Harry Roberts

Personal information
- Full name: Harry Roberts
- Date of birth: 27 June 1904
- Place of birth: Crofton, England
- Date of death: 18 May 1968 (aged 63)
- Place of death: Stonehouse, Plymouth, England
- Height: 5 ft 8 in (1.73 m)
- Position: Right back

Senior career*
- Years: Team / Apps / (Gls)
- –: Castleford Town
- 1925–1930: Leeds United / 84 / (2)
- 1930–1937: Plymouth Argyle / 248 / (21)
- 1937–1939: Bristol Rovers / 77 / (0)
- –: Frickley Colliery

= Harry Roberts (footballer, born 1904) =

English footballer

Harry Roberts (27 June 1904 – 18 May 1968) was an English professional footballer who made 409 appearances in the Football League playing for Leeds United, Plymouth Argyle and Bristol Rovers.
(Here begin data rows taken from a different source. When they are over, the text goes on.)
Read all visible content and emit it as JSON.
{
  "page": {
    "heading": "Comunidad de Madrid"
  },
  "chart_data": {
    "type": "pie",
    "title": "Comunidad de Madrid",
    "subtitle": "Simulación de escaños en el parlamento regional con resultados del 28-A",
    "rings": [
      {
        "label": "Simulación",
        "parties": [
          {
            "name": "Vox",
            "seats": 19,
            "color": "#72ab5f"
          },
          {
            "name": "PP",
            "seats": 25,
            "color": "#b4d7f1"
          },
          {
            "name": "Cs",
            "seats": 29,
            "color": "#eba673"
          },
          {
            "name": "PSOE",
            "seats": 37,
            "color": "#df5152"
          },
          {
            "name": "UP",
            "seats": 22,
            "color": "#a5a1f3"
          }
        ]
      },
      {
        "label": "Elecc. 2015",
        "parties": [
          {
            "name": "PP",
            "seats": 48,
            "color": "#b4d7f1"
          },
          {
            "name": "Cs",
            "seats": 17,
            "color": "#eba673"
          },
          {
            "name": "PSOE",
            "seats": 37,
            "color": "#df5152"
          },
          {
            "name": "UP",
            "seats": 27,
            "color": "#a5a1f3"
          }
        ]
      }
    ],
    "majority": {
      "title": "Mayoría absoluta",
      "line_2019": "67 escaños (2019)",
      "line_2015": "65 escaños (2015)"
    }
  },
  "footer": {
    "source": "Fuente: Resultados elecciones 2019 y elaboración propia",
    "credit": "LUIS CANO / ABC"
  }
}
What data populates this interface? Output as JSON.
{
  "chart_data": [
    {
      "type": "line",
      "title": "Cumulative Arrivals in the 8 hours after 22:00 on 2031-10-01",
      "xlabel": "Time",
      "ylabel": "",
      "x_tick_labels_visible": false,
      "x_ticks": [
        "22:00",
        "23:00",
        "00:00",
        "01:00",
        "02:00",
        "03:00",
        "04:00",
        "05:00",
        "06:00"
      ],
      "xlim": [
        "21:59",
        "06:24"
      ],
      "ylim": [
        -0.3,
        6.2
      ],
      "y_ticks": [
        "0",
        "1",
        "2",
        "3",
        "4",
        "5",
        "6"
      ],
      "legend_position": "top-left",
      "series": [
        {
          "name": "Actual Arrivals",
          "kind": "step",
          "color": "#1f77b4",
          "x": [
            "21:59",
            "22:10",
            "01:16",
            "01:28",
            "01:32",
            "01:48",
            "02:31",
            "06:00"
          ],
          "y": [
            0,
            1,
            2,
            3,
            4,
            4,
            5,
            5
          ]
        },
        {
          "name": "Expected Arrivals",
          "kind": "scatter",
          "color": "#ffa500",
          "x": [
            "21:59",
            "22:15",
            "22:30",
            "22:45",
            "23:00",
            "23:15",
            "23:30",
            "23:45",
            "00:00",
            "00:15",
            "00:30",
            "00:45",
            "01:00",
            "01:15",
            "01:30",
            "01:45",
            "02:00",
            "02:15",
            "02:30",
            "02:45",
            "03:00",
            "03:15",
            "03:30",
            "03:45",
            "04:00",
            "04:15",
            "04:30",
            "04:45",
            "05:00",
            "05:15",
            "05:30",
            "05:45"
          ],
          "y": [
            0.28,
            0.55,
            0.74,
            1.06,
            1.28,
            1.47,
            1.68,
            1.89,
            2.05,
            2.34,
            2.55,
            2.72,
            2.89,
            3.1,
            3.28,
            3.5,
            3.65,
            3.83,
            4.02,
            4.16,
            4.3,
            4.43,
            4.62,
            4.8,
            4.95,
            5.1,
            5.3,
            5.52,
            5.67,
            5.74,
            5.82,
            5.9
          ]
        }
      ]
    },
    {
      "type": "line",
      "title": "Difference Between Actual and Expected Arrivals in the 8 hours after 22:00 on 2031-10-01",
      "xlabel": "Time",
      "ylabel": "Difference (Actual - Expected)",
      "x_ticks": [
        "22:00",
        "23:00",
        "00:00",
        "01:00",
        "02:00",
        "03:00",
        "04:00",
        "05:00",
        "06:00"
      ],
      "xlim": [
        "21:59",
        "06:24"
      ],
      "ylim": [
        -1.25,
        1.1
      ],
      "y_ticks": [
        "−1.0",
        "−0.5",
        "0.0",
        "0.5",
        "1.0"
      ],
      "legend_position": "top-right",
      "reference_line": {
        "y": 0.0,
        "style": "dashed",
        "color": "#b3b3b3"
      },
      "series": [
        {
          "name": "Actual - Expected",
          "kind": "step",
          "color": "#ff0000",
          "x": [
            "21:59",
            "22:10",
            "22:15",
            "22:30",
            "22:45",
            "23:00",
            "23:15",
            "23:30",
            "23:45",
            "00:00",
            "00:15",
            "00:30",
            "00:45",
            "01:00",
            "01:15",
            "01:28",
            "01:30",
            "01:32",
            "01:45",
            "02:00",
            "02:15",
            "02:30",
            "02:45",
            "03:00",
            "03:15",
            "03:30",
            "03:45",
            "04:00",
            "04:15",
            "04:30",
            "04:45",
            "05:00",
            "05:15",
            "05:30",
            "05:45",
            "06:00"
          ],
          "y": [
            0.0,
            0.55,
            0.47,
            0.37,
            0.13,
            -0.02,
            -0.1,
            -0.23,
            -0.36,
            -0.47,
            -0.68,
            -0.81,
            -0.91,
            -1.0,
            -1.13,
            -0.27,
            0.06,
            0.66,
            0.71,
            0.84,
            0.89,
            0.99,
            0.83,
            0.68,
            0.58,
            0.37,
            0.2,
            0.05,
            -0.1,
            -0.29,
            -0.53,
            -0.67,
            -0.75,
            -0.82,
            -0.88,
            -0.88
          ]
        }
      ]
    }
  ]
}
He played as a right back.

Roberts was born in Crofton, in what is now West Yorkshire. He played as an amateur for Castleford Town before joining Leeds United, for whom he made his debut in the Football League during the 1925–26 season. He made 84 League appearances for Leeds before moving on to Plymouth Argyle, where he was a regular first-team selection for seven seasons and played more than 250 games for the club in all competitions. He left for Bristol Rovers in 1937, and returned to Yorkshire in 1939 to play for Frickley Colliery. He died in 1968 in the Royal Naval Hospital, Stonehouse, aged 63.